Coronavirus: China’s rust belt struggles to revive virus-hit economies as brain drain continues
- Coronavirus pandemic is adding to existing economic trouble in China’s northeast rust belt provinces of Heilongjiang, Jilin and Liaoning
- Continued decline of pool of skilled labour, aging population and troubled government finances are making it harder to confront economic fallout from virus
China’s northeastern rust belt provinces are battling an influx of coronavirus cases from across their borders, a problem that is threatening to exacerbate the ongoing exodus of skilled workers to more prosperous parts of the country.
Heilongjiang province, which sits in China’s far north on the border with Russia, has become the epicentre of China’s second wave of coronavirus infections.
As of Thursday, the province had China’s highest caseload with more than 400 infections. Many were imported from abroad, notably from Russia, and the spike in new cases comes as local governments are preparing to reopen schools and businesses.
Local authorities are under increasing pressure to prevent imported cases from Russia and to control transmissions in the community and at hospitals. In one case, an 87-year old man in a local hospital infected 78 people, according to local health authorities.
Heilongjiang’s population fell by 218,000 to 37.5 million last year, the sixth consecutive annual decline, according to official data published in March.
From 2013 to 2019, the province lost more than 840,000 people in total – equivalent to the total number of migrants last year into Zhejiang province, an economic powerhouse in China’s southeast.
Jilin and Liaoning are also watching their populations fall. Liaoning, the most populous of the three rust-belt provinces, lost 76,000 people last year, while Jilin’s population fell by 133,300, according to government figures from earlier this month.
While talent is draining out of the provinces, local authorities have also had to contend with declining birth rates.
All three had more deaths than births last year – although the problem has persisted since 2015 in Liaoning.
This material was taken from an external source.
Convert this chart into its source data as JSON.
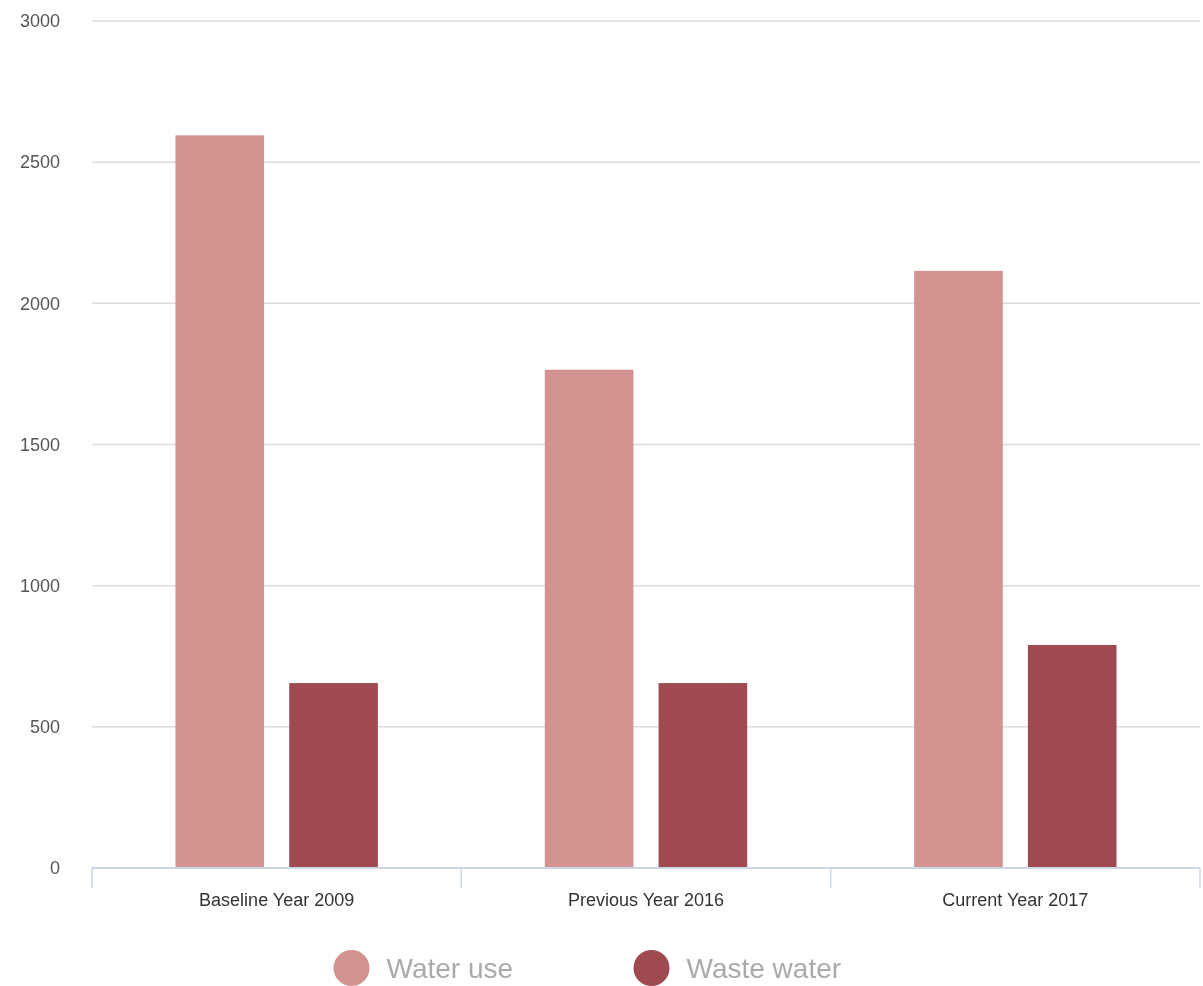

The rust-belt provinces have also become the biggest drag on revenues for China’s largest banks, partly because of surging non-performing loans (NPL) as their economies weaken.
The Industrial and Commercial Bank of China (ICBC), the nation’s largest state-owned bank by assets, derived only 0.7 per cent of its gross profits from the three provinces last year, with its NPL ratio rising to 4.5 per cent, well above the national average of 1.86 per cent, the bank said in its annual statement in late March.
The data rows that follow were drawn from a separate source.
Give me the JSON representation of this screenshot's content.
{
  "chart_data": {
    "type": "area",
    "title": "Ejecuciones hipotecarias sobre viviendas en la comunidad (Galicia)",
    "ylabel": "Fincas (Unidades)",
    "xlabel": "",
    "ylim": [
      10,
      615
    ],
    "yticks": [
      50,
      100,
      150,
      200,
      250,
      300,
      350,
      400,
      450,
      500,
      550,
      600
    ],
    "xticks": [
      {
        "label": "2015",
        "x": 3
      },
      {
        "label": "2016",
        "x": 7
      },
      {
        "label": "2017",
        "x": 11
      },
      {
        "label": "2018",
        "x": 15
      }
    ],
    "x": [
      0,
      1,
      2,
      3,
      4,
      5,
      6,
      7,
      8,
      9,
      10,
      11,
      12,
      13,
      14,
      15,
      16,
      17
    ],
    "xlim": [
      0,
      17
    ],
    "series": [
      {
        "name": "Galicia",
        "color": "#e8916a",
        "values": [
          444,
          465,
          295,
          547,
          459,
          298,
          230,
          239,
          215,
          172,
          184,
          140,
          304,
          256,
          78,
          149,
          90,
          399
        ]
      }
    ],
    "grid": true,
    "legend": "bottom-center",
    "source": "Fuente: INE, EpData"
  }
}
China’s fifth largest bank, Bank of Communications, reported its profits in all three northeast provinces fell 1.5 billion yuan (US$211.6 million) last year, with its NPL ratio rising to 6.5 per cent.
“The economies in the northeast are facing a much worse outlook this year, after the coronavirus hit an already uncertain recovery,” Fan Hengshan, a former senior official overseeing regional economies for the National Development and Reform Commission, China’s top economic planning agency, said at a forum earlier this month.
At the end of last year, the number of people aged over 65 accounted for 16.2 per cent of the total population in Liaoning, 13.8 per cent in Heilongjiang, and 13.9 per cent in Jilin, compared to the national average of 12.6 per cent, official statistics showed.
At the end of 2018, one worker was needed to support 0.53 retirees in the three rust-belt provinces, according to a report on China’s pension fund published by Chinese Academy of Social Sciences last year.

But by 2050, one worker contributing to the pension fund will have to support 1.24 retirees, according to separate calculations from Zhao Fei, a researcher with the finance ministry's Chinese Academy of Fiscal Sciences.
Zhao estimated that even with the help of government subsidies, pension funds in the three provinces could have a total deficit of more than 1.5 trillion yuan (US$211.7 billion) by 2035 and 2.9 trillion yuan by 2050, compared with a surplus of 63.1 billion yuan in 2017.
That would mean the shortfall in the rust-belt pension funds would be twice the national average in 2050.
The Chinese government has started to plug the gap by asking that provincial governments hand over 10 per cent equity in state-owned assets to local pension funds.
To make up the shortfall in China's rust belt, however, provincial governments would need to hand over 30 per cent equity stakes by 2050, Zhao said.
In 2018, the central government began requiring each province to transfer 3 per cent of its pension revenues to a national pool to be used to help struggling provinces. That transfer rate was increased to 4 per cent this year.
“However, for provinces with heavy historical burdens, such as the three northeastern provinces, this cannot fundamentally solve the financial crisis of their basic pensions, nor can it prevent the polarisation of basic pension insurance between provinces,” Zhao said in an article published on Fiscal Science, an official academic journal, earlier this year.